The fact that our financial markets also remained remarkably calm was a far cry from the last time we had a major political upheaval. Remember how the market reacted when then-President Zuma fired finance minister Nhlanhla Nene, replacing him with the unheralded Des van Rooyen and then being forced to side-line him three days later amid market mayhem?
So, what’s the upshot of all of this?
- The strengthening Rand stood relatively firm. It’s always worth remembering that the Rand/Dollar rate is primarily determined by what is happening in the US rather than by events in RSA.
- The Rand also stayed strong because we are importing substantially less during the Covid-19 pandemic disruptions while our exports, particularly of minerals and metals, soared. This is an artificial situation that will remain only while Covid-19 lasts, but it gives us a much-needed breathing space. Taxes from buoyant mining exports have also swelled South African Revenue Service’s coffers, giving us additional breathing space.

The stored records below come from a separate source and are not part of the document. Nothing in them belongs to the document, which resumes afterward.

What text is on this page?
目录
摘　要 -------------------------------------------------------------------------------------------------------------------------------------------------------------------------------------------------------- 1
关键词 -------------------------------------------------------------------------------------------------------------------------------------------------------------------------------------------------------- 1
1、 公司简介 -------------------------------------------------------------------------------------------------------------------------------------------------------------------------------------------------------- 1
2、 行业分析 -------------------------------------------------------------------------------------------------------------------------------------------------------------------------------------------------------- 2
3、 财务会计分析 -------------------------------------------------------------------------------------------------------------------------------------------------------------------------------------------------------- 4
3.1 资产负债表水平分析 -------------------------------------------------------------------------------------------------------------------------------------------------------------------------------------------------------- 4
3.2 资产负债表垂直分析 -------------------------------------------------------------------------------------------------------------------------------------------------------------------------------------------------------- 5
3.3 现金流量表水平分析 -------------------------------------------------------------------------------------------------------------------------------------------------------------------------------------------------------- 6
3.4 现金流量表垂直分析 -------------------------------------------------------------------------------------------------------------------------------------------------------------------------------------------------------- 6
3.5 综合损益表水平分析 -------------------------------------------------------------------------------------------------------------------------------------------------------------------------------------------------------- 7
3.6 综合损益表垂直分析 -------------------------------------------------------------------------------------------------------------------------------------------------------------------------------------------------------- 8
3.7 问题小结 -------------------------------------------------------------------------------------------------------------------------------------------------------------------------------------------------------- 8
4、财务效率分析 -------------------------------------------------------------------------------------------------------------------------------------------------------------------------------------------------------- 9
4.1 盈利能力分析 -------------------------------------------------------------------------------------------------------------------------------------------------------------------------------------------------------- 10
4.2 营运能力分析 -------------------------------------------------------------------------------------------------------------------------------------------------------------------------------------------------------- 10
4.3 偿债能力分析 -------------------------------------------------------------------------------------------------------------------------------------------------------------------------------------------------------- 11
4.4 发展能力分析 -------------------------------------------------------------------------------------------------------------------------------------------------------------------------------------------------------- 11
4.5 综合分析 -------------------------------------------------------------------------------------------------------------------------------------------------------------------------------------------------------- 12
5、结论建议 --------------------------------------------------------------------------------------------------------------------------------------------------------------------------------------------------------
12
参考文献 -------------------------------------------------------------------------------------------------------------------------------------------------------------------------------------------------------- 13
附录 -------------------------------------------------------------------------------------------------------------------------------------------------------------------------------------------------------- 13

- Our sovereign credit rating was downgraded to junk about a year ago, and the market has priced this in. Bonds and the Rand have held much of their recent gains.

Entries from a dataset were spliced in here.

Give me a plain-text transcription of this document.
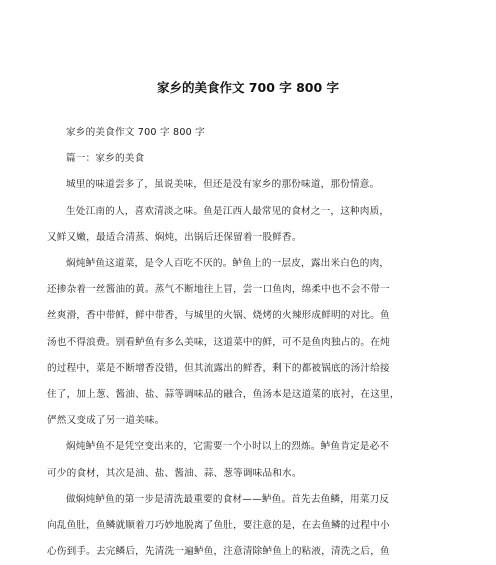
家乡的美食作文 700 字 800 字

家乡的美食作文 700 字 800 字

篇一：家乡的美食

城里的味道尝多了，虽说美味，但还是没有家乡的那份味道，那份情意。

生处江南的人，喜欢清淡之味。鱼是江西人最常见的食材之一，这种肉质，

又鲜又嫩，最适合清蒸、焖炖，出锅后还保留着一股鲜香。

焖炖鲈鱼这道菜，是令人百吃不厌的。鲈鱼上的一层皮，露出米白色的肉，

还掺杂着一丝酱油的黄。蒸气不断地往上冒，尝一口鱼肉，绵柔中也不会不带一

丝爽滑，香中带鲜，鲜中带香，与城里的火锅、烧烤的火辣形成鲜明的对比。鱼

汤也不得浪费。别看鲈鱼有多么美味，这道菜中的鲜，可不是鱼肉独占的。在炖

的过程中，菜是不断增香没错，但其流露出的鲜香，剩下的都被锅底的汤汁给接

住了，加上葱、酱油、盐、蒜等调味品的融合，鱼汤本是这道菜的底衬，在这里，

俨然又变成了另一道美味。

焖炖鲈鱼不是凭空变出来的，它需要一个小时以上的烈炼。鲈鱼肯定是必不

可少的食材，其次是油、盐、酱油、蒜、葱等调味品和水。

做焖炖鲈鱼的第一步是清洗最重要的食材——鲈鱼。首先去鱼鳞，用菜刀反

向乱鱼肚，鱼鳞就顺着刀巧妙地脱离了鱼肚，要注意的是，在去鱼鳞的过程中小

心伤到手。去完鳞后，先清洗一遍鲈鱼，注意清除鲈鱼上的粘液，清洗之后，鱼
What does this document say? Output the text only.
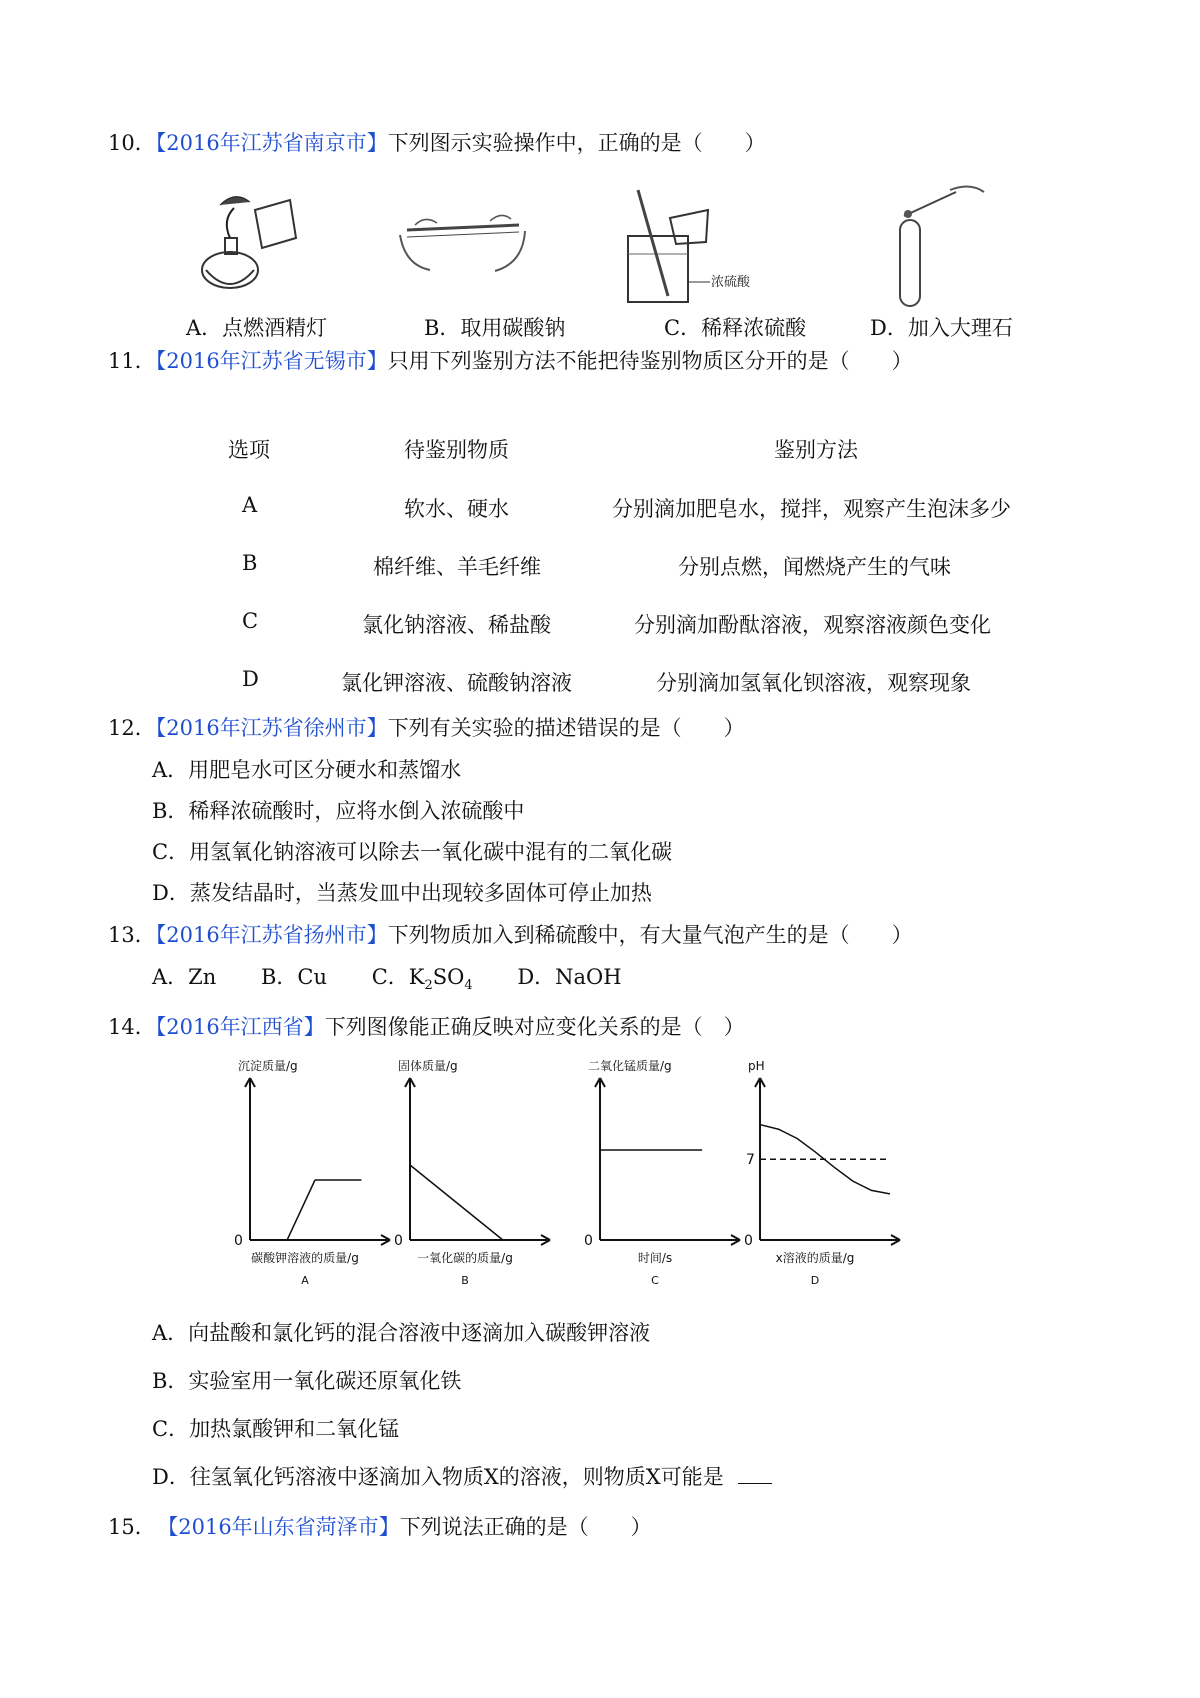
10．【2016年江苏省南京市】下列图示实验操作中，正确的是（　　）
浓硫酸
A．点燃酒精灯	B．取用碳酸钠	C．稀释浓硫酸	D．加入大理石
11．【2016年江苏省无锡市】只用下列鉴别方法不能把待鉴别物质区分开的是（　　）
选项	待鉴别物质	鉴别方法
A	软水、硬水	分别滴加肥皂水，搅拌，观察产生泡沫多少
B	棉纤维、羊毛纤维	分别点燃，闻燃烧产生的气味
C	氯化钠溶液、稀盐酸	分别滴加酚酞溶液，观察溶液颜色变化
D	氯化钾溶液、硫酸钠溶液	分别滴加氢氧化钡溶液，观察现象
12．【2016年江苏省徐州市】下列有关实验的描述错误的是（　　）
A．用肥皂水可区分硬水和蒸馏水
B．稀释浓硫酸时，应将水倒入浓硫酸中
C．用氢氧化钠溶液可以除去一氧化碳中混有的二氧化碳
D．蒸发结晶时，当蒸发皿中出现较多固体可停止加热
13．【2016年江苏省扬州市】下列物质加入到稀硫酸中，有大量气泡产生的是（　　）
A．Zn B．Cu C．$K_2SO_4$ D．NaOH
14．【2016年江西省】下列图像能正确反映对应变化关系的是（　）
沉淀质量/g
碳酸钾溶液的质量/g
0
A
固体质量/g
一氧化碳的质量/g
0
B
二氧化锰质量/g
时间/s
0
C
pH
x溶液的质量/g
0
D
7
A．向盐酸和氯化钙的混合溶液中逐滴加入碳酸钾溶液
B．实验室用一氧化碳还原氧化铁
C．加热氯酸钾和二氧化锰
D．往氢氧化钙溶液中逐滴加入物质X的溶液，则物质X可能是
15． 【2016年山东省菏泽市】下列说法正确的是（　　）
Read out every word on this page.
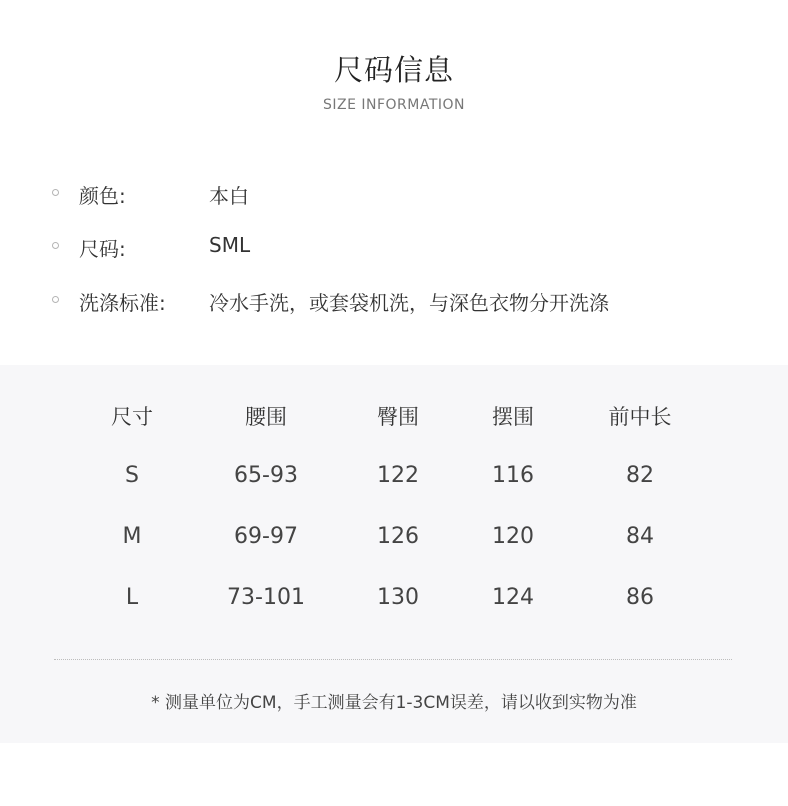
尺码信息
SIZE INFORMATION
颜色:	本白
尺码:	SML
洗涤标准: 冷水手洗，或套袋机洗，与深色衣物分开洗涤
尺寸	腰围	臀围	摆围	前中长
S	65-93	122	116	82
M	69-97	126	120	84
L	73-101	130	124	86
* 测量单位为CM，手工测量会有1-3CM误差，请以收到实物为准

- Buildings damaged or destroyed during the looting and vandalism constitute only 1.7% of listed property portfolios, and all of them are insured.
- Sectors affected by the rioting were mainly banks and retailers.
- There was a lot of dry tinder on the ground when the violence started. It took a few days to find the fire lighters and a while for fire fighters to find the hose and extinguish the flames, but already four of an identified 12 instigators have been arrested. The markets have taken confidence that the rule of law is being implemented to deal with instigators of the violence.
- Former President Zuma remains incarcerated. His key supporter, suspended ANC Secretary General Ace Magashule, will soon be tried on corruption-related charges, and the Zondo commission is completing its painstaking probe of State capture.
- Local asset managers are generally positive about our country. Many have been selling offshore assets in recent months to bring it back and it seems for the moment they continue to hold this view.
- Of course, there are still many unknowns. For example, will President Ramaphosa be emboldened to move forward with real reforms, or will recent events weaken him?
What can investors learn from the mayhem?
A key lesson is that we can never know what is going to happen. We can’t predict the future.
Let’s go back to January 2020 when reports started circulating about a virus outbreak in a relatively remote Chinese city. It seemed too farfetched to predict that just three months later the world would go into lockdown to defend itself against a devastating pandemic and that stock markets would go into tailspin.
Who would have predicted that by Christmas 2020 markets would have recovered and rebounded? Who would have predicted that in 2021 commodity prices would rocket and that SARS would be raking in the cash; that the Rand would go from 19.20 to about 13.50/US$; that many local asset managers would be bringing back to South Africa their offshore investments, believing that our country had begun a turnaround; and that Mr Zuma would be in prison? And while it was possible that his incarceration would lead to some unhappiness, who would have predicted what happened next? Just as you do not expect anything, or very much, to go wrong, it goes properly wrong?
Our advice to investors remains the same: continue to diversify your investment portfolio and take advantage of retirement fund tax benefits. The remarkable thing is that people were badly shaken by the recent unrest, but they did not panic. Acknowledge that the situation in our country remains volatile and watch events closely. And by diversifying your investment portfolio, across asset classes and jurisdictions, you will be providing yourself with a good measure of protection.